The experiment to add chunking functionality to the `clean-markdown-for-tts.py` script was successful. We added a new function to split long chapters into smaller chunks based on paragraph and sentence boundaries, while preserving the natural flow of the text.

## Testing Results

Using a sample book with three chapters:

1. **Chapter 1**: Long chapter (2991 characters) → Split into 2 chunks (1814 and 1175 characters)
2. **Chapter 2**: Short chapter (333 characters) → Kept as a single chunk
3. **Chapter 3**: Medium chapter (2285 characters) → Split into 2 chunks (1781 and 502 characters)

Total chapters: 3
Total chunks created: 5

## Implementation Details

The core of the implementation is the `chunk_chapter_content` function, which:

(file goes on to describe outcome of the results)

What Was the Result?

The initial result was two new scripts clean-markdown-for-tts-chunked.py and epub-to-markdown-for-tts.py which can be run from the command line.

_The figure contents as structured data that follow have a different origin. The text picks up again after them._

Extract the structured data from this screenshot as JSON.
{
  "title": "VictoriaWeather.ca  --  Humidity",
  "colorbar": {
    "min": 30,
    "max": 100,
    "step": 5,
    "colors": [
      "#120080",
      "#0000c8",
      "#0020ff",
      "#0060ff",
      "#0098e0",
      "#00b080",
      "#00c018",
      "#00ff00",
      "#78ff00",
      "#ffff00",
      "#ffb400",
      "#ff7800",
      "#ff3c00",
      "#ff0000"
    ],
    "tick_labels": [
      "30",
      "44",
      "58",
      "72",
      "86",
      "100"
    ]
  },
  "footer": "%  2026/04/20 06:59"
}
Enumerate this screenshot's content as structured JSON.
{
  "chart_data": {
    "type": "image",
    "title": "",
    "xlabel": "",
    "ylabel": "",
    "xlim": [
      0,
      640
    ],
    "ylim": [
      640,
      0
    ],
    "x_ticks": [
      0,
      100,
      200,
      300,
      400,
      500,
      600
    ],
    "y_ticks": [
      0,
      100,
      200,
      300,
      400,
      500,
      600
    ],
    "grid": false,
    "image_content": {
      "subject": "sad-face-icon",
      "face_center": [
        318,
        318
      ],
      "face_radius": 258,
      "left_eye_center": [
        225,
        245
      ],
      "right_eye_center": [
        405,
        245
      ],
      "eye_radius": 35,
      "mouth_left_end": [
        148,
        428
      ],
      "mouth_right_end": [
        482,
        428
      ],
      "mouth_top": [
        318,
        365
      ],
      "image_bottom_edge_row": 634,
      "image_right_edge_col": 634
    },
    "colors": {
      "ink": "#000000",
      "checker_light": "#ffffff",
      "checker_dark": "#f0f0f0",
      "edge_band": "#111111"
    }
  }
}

I tested these out and they worked as expected, so I folded them into the existing pipeline and deleted the old scripts. The whole process took me maybe 30 minutes but what I got was:

  1. Working code which does what I wanted
  2. A much cleaner pipeline that handles chunking automatically
  3. Better TTS output since the chunks are now properly sized
  4. Improved performance on longer books that were previously causing issues
  5. A reusable chunking function that I can apply to other text processing tasks

I’m thinking about extending this further to handle special cases like poetry or code blocks, but for now, it’s working great for my needs. The experiment was definitely worth the time investment.

flowchart TD
    A[Create Experiment Plan] -->|Human task| B[AI Implements Solution]
    B -->|AI generated code| C[AI Review & Test]
    C -->|Human oversight| D{Successful?}
    D -->|Yes| E[Integrate into Main Pipeline]
    D -->|No| F[Feedback to AI]
    F --> B

Model Context Protocol and the Future of AI Integration

Looking at the experiment I ran earlier, I think there’s a parallel to what’s happening with Model Context Protocol (MCP) right now. If you haven’t heard of it, MCP is an open-source protocol developed by Anthropic that’s getting a ton of attention lately.

What Is MCP?

In essence, MCP is a standardised way for AI models to interact with external tools and data sources. Instead of building custom integrations for every tool an AI needs to use, MCP provides a uniform interface.

graph TD
    AI["AI Model/Client"] --- MCP["Model Context Protocol"]
    
    MCP --- FS["File System"]
    MCP --- DB["Database"]
    MCP --- API["3rd Party APIs"]
    MCP --- Browser["Web Browser"]
    MCP --- Code["Code Repository"]

It’s exactly that “enveloping” concept I mentioned earlier - we’re not just making the AI smarter, we’re making the world more accessible to the AI through a standardised protocol.

I’m looking forward to delving in to this more. Next steps are to install some MCP servers from the registry in future projects. Neo4j was a favourite of mine back in my DFID days, perhaps I’ll start there.